My dad has a section on b&s called “The Captain Cooks.” So I was only mildly surprised to get a text (he just got an iPhone and started texting) from him on Thanksgiving morning inviting me to come over and take pictures of him frying a turkey. Unfortunately we were due at our dinner, so I offered to document his meal for the Friday night dinner we’d be attending, a seafood stew. I will, however, absolutely have to share his turkey recipe with you soon, because it was delicious.
My dad does soups and stews really well. Brunswick stew, chili, seafood boils, they are rich and full of flavor. I used to love when he would make a few gallons; my sisters and I would just curl up in bed with a big bowl and allow ourselves to be filled with its warmth. This stew was no different. Full of flavor, perfect for a big family dinner over a family game of dice. The biggest conflict on that Black Friday? The difference between soup and stew. Thoughts?

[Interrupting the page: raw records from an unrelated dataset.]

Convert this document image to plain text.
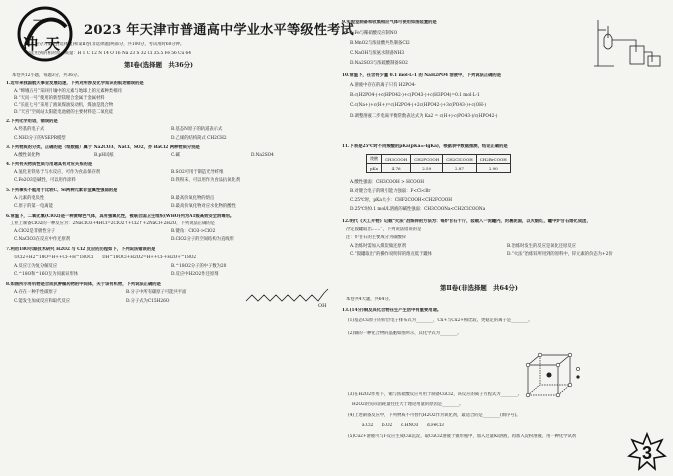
一
冲 天
2023 年天津市普通高中学业水平等级性考试
本试卷分为第Ⅰ卷(选择题)和第Ⅱ卷(非选择题)两部分，共100分，考试用时60分钟。
可能用到的相对原子质量：H 1 C 12 N 14 O 16 Na 23 S 32 Cl 35.5 Fe 56 Cu 64
第Ⅰ卷(选择题　共36分)
本卷共12小题，每题3分，共36分。
1.近年来我国航天事业发展迅速，下列对所涉及化学知识的叙述错误的是
A.“嫦娥五号”采回月壤中的元素与地球上的元素种类相同
B.“天问一号”使用的新型镁锂合金属于金属材料
C.“长征七号”采用了液氧煤油发动机，煤油是混合物
D.“天宫”空间站太阳能电池板的主要材料是二氧化硅
2.下列化学用语，错误的是
A.羟基的电子式	B.基态N原子的轨道表示式
C.NH3分子的VSEPR模型	D.乙烯的结构简式 CH2CH2
3.下列物质的分类，正确的是（组数据）属于 Na2CO3、NaCl、SO2，亦 BaCl2 两种物质分别是
A.酸性氧化物	B.pH试纸	C.碱	D.Na2SO4
4.下列有关物质性质与用途具有对应关系的是
A.氢化亚铁易于与水反应，可作为食品保存剂	B.SO2可用于制造光导纤维
C.Fe2O3是碱性，可以用作涂料	D.铁粉末，可以用作为食品抗氧化剂
5.下列事实不能用于比较C、Si两种元素非金属性强弱的是
A.元素的电负性	B.最高价氧化物的熔点
C.原子的第一电离能	D.最高价氧化物对应水化物的酸性
6.常温下，二氧化氯(ClO2)是一种黄绿色气体，具有强氧化性，被联合国卫生组织(WHO)列为A1级高效安全消毒剂。
工业上制备ClO2的一种反应为：2NaClO3+4HCl=2ClO2↑+Cl2↑+2NaCl+2H2O，下列说法正确的是
A.ClO2是非极性分子	B.键角：ClO3->ClO2
C.NaClO3在反应中作还原剂	D.ClO2分子的空间结构为直线形
7.利用18O示踪技术研究 H2O2 与 Cl2 反应的历程如下，下列说法错误的是
①Cl2+H2^18O=H++Cl-+H^18OCl　　②H^18OCl+H2O2=H++Cl-+H2O+^18O2
A.反应①为复分解反应	B.^18O2分子的中子数为20
C.^18O和^16O互为同素异形体	D.反应中H2O2作还原剂
8.如图所示有机物是合成抗肿瘤药物的中间体，关于该有机物，下列说法正确的是
A.存在一种手性碳原子	B.分子中所有碳原子可能共平面
C.能发生加成反应和取代反应	D.分子式为C15H26O
OH
9.实验室制备和收集相应气体可使用如图装置的是
A.Fe与稀硝酸反应制NO
B.MnO2与浓盐酸共热制备Cl2
C.NaOH与浓氨水制备NH3
D.Na2SO3与浓硫酸制备SO2
10.常温下，在含有少量 0.1 mol·L-1 的 NaH2PO4 溶液中，下列说法正确的是
A.溶液中存在的离子只有 H2PO4-
B.c(H2PO4-)+c(HPO42-)+c(PO43-)+c(H3PO4)=0.1 mol·L-1
C.c(Na+)+c(H+)=c(H2PO4-)+2c(HPO42-)+3c(PO43-)+c(OH-)
D.调整溶液二步电离平衡常数表达式为 Ka2 = c(H+)·c(PO43-)/c(HPO42-)
11.下表是25℃时不同羧酸的pKa(pKa=-lgKa)，根据表中数据推测，结论正确的是
羧酸	CH3COOH	CH2FCOOH	CH2ClCOOH	CH2BrCOOH
pKa	4.76	2.59	2.87	2.90
A.酸性强弱：CH3COOH > HCOOH
B.对键合电子的吸引能力强弱：F<Cl<Br
C.25℃时，pKa大小：CHF2COOH<CH2FCOOH
D.25℃时0.1 mol/L溶液的碱性强弱：CH3COONa<CH2ClCOONa
12.明代《天工开物》记载“火法”冶炼锌的方法为：每炉甘石十斤，装载入一泥罐内，封裹泥固，以火煅红，罐中炉甘石熔化成团，
冷定毁罐取出……”，下列说法错误的是
注：炉甘石的主要成分为碳酸锌
A.冶炼时需加入煤炭做还原剂	B.冶炼时发生的反应是氧化还原反应
C.“毁罐取出”的操作说明锌的熔点低于罐体	D.“火法”冶炼锌所用到的原料中，锌元素的价态为+2价
第Ⅱ卷(非选择题　共64分)
本卷共4大题，共64分。
13.(14分)铜及其化合物在生产生活中有重要用途。
(1)基态Cu原子的价层电子排布式为________，Cu+与Cu2+相比较，更稳定的离子是________。
(2)铜的一种化合物的晶胞如图所示，其化学式为________。
(3)在H2O2作用下，铜与浓盐酸反应可用于制备CuCl2，该反应的离子方程式为________。
H2O2的实际消耗量往往大于理论用量的原因是________。
(4)上述制备反应中，下列物质不可替代H2O2作为氧化剂，最适合的是________(填序号)。
a.Cl2　　b.O2　　c.HNO3　　d.FeCl3
(5)Cu2+溶液可与I-反应生成CuI沉淀，取CuCl2溶液于锥形瓶中，加入过量KI溶液，再加入淀粉溶液，用一种化学试剂
3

Source: Captain James Rosemond
1 pound sausage
1 pound cod
1 pound shrimp
2 cups carrots
2 16 oz cans crushed tomatoes
1 4 oz can tomato paste
1 cup celery
2 16 oz cans green beans, canned
1 bottle V-8
Salt & pepper
2 small cans clams (with juice)
2 small cans oysters (with juice)
4 tbsp olive oil
Chop celery, carrots, onion, and potatoes. Set aside. Parboil potatoes. Drain.
Heat oil in a large stock pot. Saute sausage until brown. Add celery and cook 5 minutes. Add carrots, onions, and potatoes, one at a time. Stir in the juice from the clams and oysters, but not the fish itself. Cook 5 minutes.
Stir in tomatoes, tomato paste, green beans, and V-8. Add salt and pepper and cayenne.
Simmer for 2-4 hours. 30 minutes before you’d like to serve, bring heat back up and add seafood. Cook for half an hour, stirring occasionally, and serve.